As described above, in the waste treatment method of the present invention, it is possible to suppress the release of chlorine compounds and to prevent the generation of aromatic organic chlorine compounds such as dioxin compounds. it can. Therefore, it is possible to prevent a decrease in the durability of the heating furnace, and to enhance the work safety and environmental preservation. Further, since inexpensive concrete waste material and / or ALC waste material is used without performing high-cost pretreatment, the treatment cost can be reduced.

Claims (8)

[Claims] 1. A concrete waste material and / or an ALC waste material is added to a waste material, and the waste material and the waste material are added to the waste material in an amount of 250.

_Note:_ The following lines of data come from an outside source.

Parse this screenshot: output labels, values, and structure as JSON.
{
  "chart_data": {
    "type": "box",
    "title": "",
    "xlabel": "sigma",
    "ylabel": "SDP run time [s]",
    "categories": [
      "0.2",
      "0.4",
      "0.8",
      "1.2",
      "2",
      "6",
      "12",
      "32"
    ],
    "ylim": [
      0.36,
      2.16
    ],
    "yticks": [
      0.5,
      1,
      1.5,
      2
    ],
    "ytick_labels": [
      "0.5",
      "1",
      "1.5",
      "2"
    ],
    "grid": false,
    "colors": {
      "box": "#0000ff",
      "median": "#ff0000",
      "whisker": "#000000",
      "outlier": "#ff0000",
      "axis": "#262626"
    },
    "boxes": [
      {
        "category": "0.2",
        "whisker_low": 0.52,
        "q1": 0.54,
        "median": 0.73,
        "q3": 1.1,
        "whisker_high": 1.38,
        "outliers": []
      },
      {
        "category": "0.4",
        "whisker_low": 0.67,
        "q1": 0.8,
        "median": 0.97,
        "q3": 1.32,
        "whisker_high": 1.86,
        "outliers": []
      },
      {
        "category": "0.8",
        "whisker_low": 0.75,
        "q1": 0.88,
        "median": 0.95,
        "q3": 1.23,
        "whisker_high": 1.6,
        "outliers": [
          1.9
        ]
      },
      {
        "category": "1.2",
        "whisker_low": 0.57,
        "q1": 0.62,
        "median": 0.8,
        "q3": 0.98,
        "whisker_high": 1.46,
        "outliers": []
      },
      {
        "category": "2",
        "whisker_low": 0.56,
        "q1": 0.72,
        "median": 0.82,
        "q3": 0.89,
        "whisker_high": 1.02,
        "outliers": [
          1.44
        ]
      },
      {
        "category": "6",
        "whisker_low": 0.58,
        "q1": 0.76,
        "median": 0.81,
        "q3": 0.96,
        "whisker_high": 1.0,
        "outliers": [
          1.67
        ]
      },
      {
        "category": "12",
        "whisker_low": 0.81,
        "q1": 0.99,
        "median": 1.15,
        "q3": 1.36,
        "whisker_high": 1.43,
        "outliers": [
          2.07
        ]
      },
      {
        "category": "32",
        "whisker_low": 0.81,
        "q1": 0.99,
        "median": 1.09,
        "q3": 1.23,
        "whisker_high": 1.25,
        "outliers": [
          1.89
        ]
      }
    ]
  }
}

A waste treatment method, wherein a heat treatment is performed under a temperature condition of up to 350 ° C. 2. Addition of concrete waste material and / or ALC waste material to waste, slaked lime, quick lime,
One or more additives selected from calcium carbonate, iron oxide and blast furnace slag are added, and these wastes, waste materials and additives are heat-treated at a temperature of 250 to 350 ° C. Waste treatment method. 3. The waste treatment method according to claim 1, wherein a solid residue obtained during the heat treatment is recovered after being washed using washing water. 4. The waste treatment method according to claim 1, wherein the amount of the waste material added is determined by the number of moles of calcium contained in the waste material. A waste treatment method characterized in that the amount is set to be 0.5 to 10 times the number of moles of chlorine. 5. The waste treatment method according to claim 2, wherein the amount of the additive is adjusted by the number of moles of calcium contained in the waste material and the additive, or calcium and iron. Wherein the total number of moles is set to be 0.5 to 10 times the number of moles of chlorine contained in the waste. 6. The waste treatment method according to claim 1, wherein the waste material has an average particle size of 30 mm or less. 7. A waste treatment method according to claim 1, wherein the waste material has a specific surface area of 20 m ² / g or more. . 8. The waste treatment method according to claim 1, wherein the heat treatment is performed using a fluidized bed furnace, a fixed bed furnace, a moving bed furnace, or a rotary kiln. Waste disposal method.